La legge di Stabilità 2018, oltre che sulla formulazione dell’art. 68 TUIR, che disciplina il regime della dichiarazione, è intervenuto in maniera analoga anche sugli articoli 6 e 7, D.Lgs. n. 461/1997, che regolano rispettivamente il regime del risparmio amministrato e il regime del risparmio gestito. Con l’eliminazione della distinzione tra partecipazioni qualificate e non qualificate ai fini del capitale gain, è previsto che le partecipazioni qualificate possano rientrare nel regime del risparmio amministrato ex art. 6 del DLgs. 461/97 ed in quello del risparmio gestito ex art. 7 del DLgs. 461/97. Ciò vale anche per le partecipazioni in società residenti in Paesi o territori a fiscalità privilegiata, per le quali sia stata dimostrata, tramite apposito interpello, la sussistenza dei requisiti dell’art. 87 co. 1 lett. c) del TUIR.

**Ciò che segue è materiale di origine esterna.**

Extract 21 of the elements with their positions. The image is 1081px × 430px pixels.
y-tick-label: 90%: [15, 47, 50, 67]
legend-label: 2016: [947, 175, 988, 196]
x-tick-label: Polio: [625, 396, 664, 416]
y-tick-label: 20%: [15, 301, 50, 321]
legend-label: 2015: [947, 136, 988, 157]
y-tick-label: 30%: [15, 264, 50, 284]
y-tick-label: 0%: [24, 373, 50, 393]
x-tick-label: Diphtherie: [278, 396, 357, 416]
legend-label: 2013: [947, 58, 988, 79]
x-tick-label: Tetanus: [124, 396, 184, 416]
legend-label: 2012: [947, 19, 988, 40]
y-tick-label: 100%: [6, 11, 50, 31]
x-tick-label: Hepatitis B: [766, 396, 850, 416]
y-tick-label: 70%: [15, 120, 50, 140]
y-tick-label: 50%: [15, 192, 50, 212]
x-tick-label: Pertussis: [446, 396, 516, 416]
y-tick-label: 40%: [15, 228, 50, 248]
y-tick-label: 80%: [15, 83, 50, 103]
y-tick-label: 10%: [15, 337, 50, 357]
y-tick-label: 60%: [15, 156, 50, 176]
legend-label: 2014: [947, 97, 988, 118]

Infine si segnala che per quanto abbia perso rilievo la distinzione tra partecipazione qualificata e non qualificata ai fini di cui sopra, le relative nozioni, previste dall’art. 67 comma 1 lett. c) e c-bis) del TUIR, non sono state modificate e continuano ad essere rilevanti con riferimento alle cessioni operate dai non residenti (Nota 3) e in relazione alla tassazione agevolata dei PIR (Piani Individuali di Risparmio) (Nota 4).

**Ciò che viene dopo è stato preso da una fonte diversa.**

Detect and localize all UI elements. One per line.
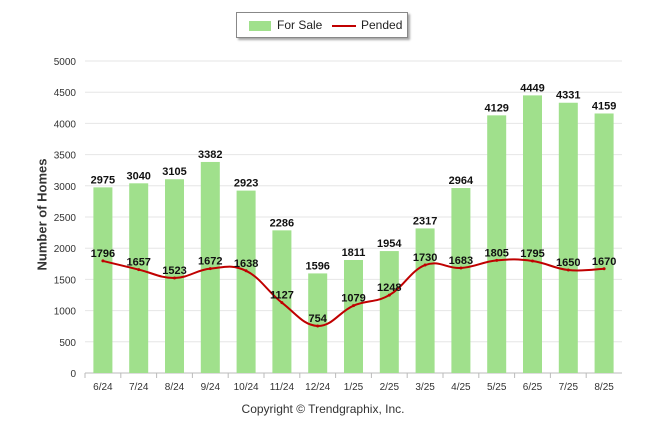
data-label-for-sale: 1596 <box>305 260 329 272</box>
data-label-for-sale: 1954 <box>377 238 402 250</box>
y-axis-ticks: 0 500 1000 1500 2000 2500 3000 3500 4000 4500 5000 <box>54 57 77 380</box>
bar-for-sale <box>487 115 507 373</box>
y-tick-label: 0 <box>70 369 76 380</box>
data-label-for-sale: 2964 <box>449 175 474 187</box>
y-tick-label: 4500 <box>54 88 77 99</box>
data-label-pended: 1657 <box>126 257 150 269</box>
bar-for-sale <box>558 102 578 373</box>
x-tick-label: 1/25 <box>344 382 364 393</box>
bar-for-sale <box>451 188 471 373</box>
line-pended <box>101 258 606 328</box>
bars-for-sale <box>93 95 614 374</box>
y-tick-label: 3000 <box>54 182 77 193</box>
data-label-for-sale: 4129 <box>484 102 508 114</box>
y-tick-label: 1500 <box>54 275 77 286</box>
x-tick-label: 7/25 <box>559 382 579 393</box>
data-label-pended: 1683 <box>449 255 473 267</box>
data-label-pended: 1670 <box>592 256 616 268</box>
bar-for-sale <box>236 190 256 373</box>
legend-label-pended: Pended <box>361 18 403 32</box>
x-axis-ticks: 6/24 7/24 8/24 9/24 10/24 11/24 12/24 1/25 2/25 3… <box>84 373 614 393</box>
data-label-for-sale: 4159 <box>592 100 616 112</box>
line-point-pended <box>280 301 284 305</box>
data-label-for-sale: 1811 <box>342 247 366 259</box>
x-tick-label: 11/24 <box>270 382 295 393</box>
legend-swatch-for-sale <box>249 21 271 31</box>
y-tick-label: 2500 <box>54 213 77 224</box>
data-label-for-sale: 4449 <box>520 82 544 94</box>
data-label-for-sale: 2923 <box>234 178 258 190</box>
x-tick-label: 7/24 <box>129 382 149 393</box>
y-tick-label: 500 <box>59 338 76 349</box>
line-point-pended <box>495 258 499 262</box>
data-label-pended: 1248 <box>377 282 401 294</box>
data-label-pended: 1672 <box>198 256 222 268</box>
data-label-pended: 1079 <box>341 293 365 305</box>
y-tick-label: 4000 <box>54 119 77 130</box>
x-tick-label: 8/25 <box>594 382 614 393</box>
y-tick-label: 1000 <box>54 307 77 318</box>
data-label-pended: 1796 <box>91 248 115 260</box>
data-label-for-sale: 2317 <box>413 215 437 227</box>
line-point-pended <box>531 259 534 263</box>
bar-for-sale <box>165 179 184 373</box>
line-point-pended <box>423 263 427 267</box>
bar-for-sale <box>344 259 363 373</box>
copyright-text: Copyright © Trendgraphix, Inc. <box>241 402 405 416</box>
line-point-pended <box>316 324 320 328</box>
data-label-pended: 1127 <box>270 290 294 302</box>
line-point-pended <box>352 304 355 308</box>
line-point-pended <box>566 268 570 272</box>
data-label-pended: 1650 <box>556 257 580 269</box>
x-tick-label: 6/24 <box>93 382 113 393</box>
y-axis-title: Number of Homes <box>34 158 50 271</box>
data-label-pended: 1638 <box>234 258 258 270</box>
legend-swatch-pended <box>332 25 356 27</box>
x-tick-label: 9/24 <box>201 382 221 393</box>
x-tick-label: 10/24 <box>234 382 259 393</box>
x-tick-label: 2/25 <box>380 382 400 393</box>
y-tick-label: 3500 <box>54 151 77 162</box>
data-label-pended: 754 <box>309 313 328 325</box>
data-label-for-sale: 3382 <box>198 149 222 161</box>
data-label-pended: 1805 <box>484 247 508 259</box>
x-tick-label: 12/24 <box>305 382 330 393</box>
x-tick-label: 6/25 <box>523 382 543 393</box>
bar-for-sale <box>93 187 113 373</box>
line-point-pended <box>208 267 212 271</box>
data-labels: 2975 3040 3105 3382 2923 2286 1596 1811 1954 2317… <box>91 82 617 325</box>
line-point-pended <box>387 293 391 297</box>
data-label-for-sale: 3040 <box>126 170 150 182</box>
bar-for-sale <box>129 183 149 373</box>
data-label-pended: 1523 <box>162 265 186 277</box>
x-tick-label: 8/24 <box>165 382 185 393</box>
x-tick-label: 5/25 <box>487 382 507 393</box>
x-tick-label: 4/25 <box>451 382 471 393</box>
data-label-for-sale: 4331 <box>556 90 580 102</box>
legend: For Sale Pended <box>236 12 408 38</box>
bar-for-sale <box>594 113 614 374</box>
line-point-pended <box>173 276 176 280</box>
line-point-pended <box>244 269 248 273</box>
data-label-pended: 1795 <box>520 248 544 260</box>
data-label-for-sale: 3105 <box>162 166 186 178</box>
line-point-pended <box>459 266 463 270</box>
line-point-pended <box>101 259 105 263</box>
y-tick-label: 2000 <box>54 244 77 255</box>
data-label-for-sale: 2286 <box>270 217 294 229</box>
bar-for-sale <box>308 273 328 373</box>
bar-for-sale <box>523 95 542 374</box>
x-tick-label: 3/25 <box>415 382 435 393</box>
line-point-pended <box>602 267 606 271</box>
data-label-for-sale: 2975 <box>91 174 115 186</box>
bar-for-sale <box>415 228 435 373</box>
y-tick-label: 5000 <box>54 57 77 68</box>
legend-label-for-sale: For Sale <box>277 18 323 32</box>
data-label-pended: 1730 <box>413 252 437 264</box>
line-point-pended <box>137 268 141 272</box>
bar-for-sale <box>379 251 399 373</box>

Si riporta in tabella un prospetto riepilogativo delle nuove regole di tassazione dei capital gains e si evidenzia che la Legge di Bilancio 2018 non è intervenuta a modificare il regime impositivo delle plusvalenze da partecipazioni nell’ambito del reddito di impresa.
(Nota 1) Si ricorda che per partecipazioni “qualificate” si intendono quelle che rappresentano oltre il 20% dei voti in assemblea ordinaria o il 25% del capitale (2% e 5% per le azioni negoziate in mercati regolamentati).
Nota 2) In particolare è previsto, all’art. 68 comma 4, che la tassazione integrale non si applichi e che, quindi, si applichi l’imposizione sostitutiva del 26%, nel momento in cui la partecipazione nel soggetto a regime fiscale privilegiato sia non qualificata e sia quotata nei mercati regolamentati. Inoltre, la tassazione integrale può essere evitata, con applicazione del regime ordinario, se il socio residente in Italia dimostra che dalle partecipazioni non sia conseguito, sin dall’inizio del periodo di possesso, l’effetto di localizzare i redditi nel paradiso fiscale (art. 68 c. 4 del TUIR, il quale richiama allo scopo la causa esimente prevista in materia di CFC dall’art. 167 co. 5 lett. b) del TUIR). Nel caso invece in cui il contribuente residente sia in grado di dimostrare soltanto l’esimente prevista dall’art. 167 c. 5 lett. a) del TUIR (svolgimento, da parte della partecipata estera, di un’effettiva attività industriale o commerciale, come sua principale attività, nel mercato dello Stato o territorio di riferimento), in tale caso la plusvalenza rimane imponibile per l’intero ammontare però è possibile scomputare, ai sensi dell’art. 68 co. 4-bis del TUIR, il credito d’imposta in ragione delle imposte assolte dalla partecipata estera sugli utili maturati durante il periodo di possesso della partecipazione, in proporzione alle partecipazioni cedute e nei limiti dell’imposta italiana riferita a tale plusvalenza.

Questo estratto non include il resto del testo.